There's a difference between using data to make a decision and implement policy (global warming, for example) and using data to fulfill obligations and expectations (how much coffee does Starbucks need for the next year).
There are limits to the amount of bias that take place in the latter, while there is a tremendous amount in the former.
Data is meaningful. I can make a relatively good guess on how much money my sales team is going to generate in the coming year based on information from past performance, and feedback from the current marketplace. However, if I decide that information is telling me I need to shift the focus on my salesforce from one revenue source to another - well, I'd better be sure the information is causative rather than correlative.

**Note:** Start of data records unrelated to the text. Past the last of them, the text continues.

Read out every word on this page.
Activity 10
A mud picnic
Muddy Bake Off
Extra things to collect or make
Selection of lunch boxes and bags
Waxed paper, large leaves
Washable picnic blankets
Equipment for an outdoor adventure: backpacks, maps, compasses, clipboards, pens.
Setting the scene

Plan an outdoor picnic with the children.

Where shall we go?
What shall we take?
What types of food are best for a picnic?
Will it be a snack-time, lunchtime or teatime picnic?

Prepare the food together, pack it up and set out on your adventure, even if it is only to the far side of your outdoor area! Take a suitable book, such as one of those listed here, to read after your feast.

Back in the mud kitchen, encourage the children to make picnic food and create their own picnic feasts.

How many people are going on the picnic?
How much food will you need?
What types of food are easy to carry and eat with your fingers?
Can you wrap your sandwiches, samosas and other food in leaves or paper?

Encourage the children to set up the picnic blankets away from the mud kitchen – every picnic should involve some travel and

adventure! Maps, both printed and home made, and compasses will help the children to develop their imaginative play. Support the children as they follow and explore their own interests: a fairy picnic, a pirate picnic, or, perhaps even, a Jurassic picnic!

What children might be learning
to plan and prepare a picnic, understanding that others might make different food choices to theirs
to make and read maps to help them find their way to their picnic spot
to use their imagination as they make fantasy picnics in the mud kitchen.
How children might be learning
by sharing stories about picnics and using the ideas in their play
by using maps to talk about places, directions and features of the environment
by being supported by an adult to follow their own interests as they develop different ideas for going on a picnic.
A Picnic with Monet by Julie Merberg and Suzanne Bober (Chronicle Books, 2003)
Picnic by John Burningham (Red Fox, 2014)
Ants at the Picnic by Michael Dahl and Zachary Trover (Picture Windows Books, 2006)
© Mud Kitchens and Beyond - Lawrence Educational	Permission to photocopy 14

I'd also better be sure I'm not getting caught up in sunk costs - assuming that because I spent money in a certain way, I should continue down that path. That's a common mistake which I see made over and over and over. That's a terrible form of bias which crushes companies.
Ultimately, the biggest problem of data is the pretense of knowledge, which Hayek spoke about. Just having information doesn't mean you have the knowledge to use it properly. Timeliness is critical, so are logistical limitations. Personnel and staffing may play a role in making the decision different than you'd assume.
There is also the consideration of whether or not the data is reliable.
You're right, we better be paying attention. But we better be ready to question everything, rather than just accepting everything.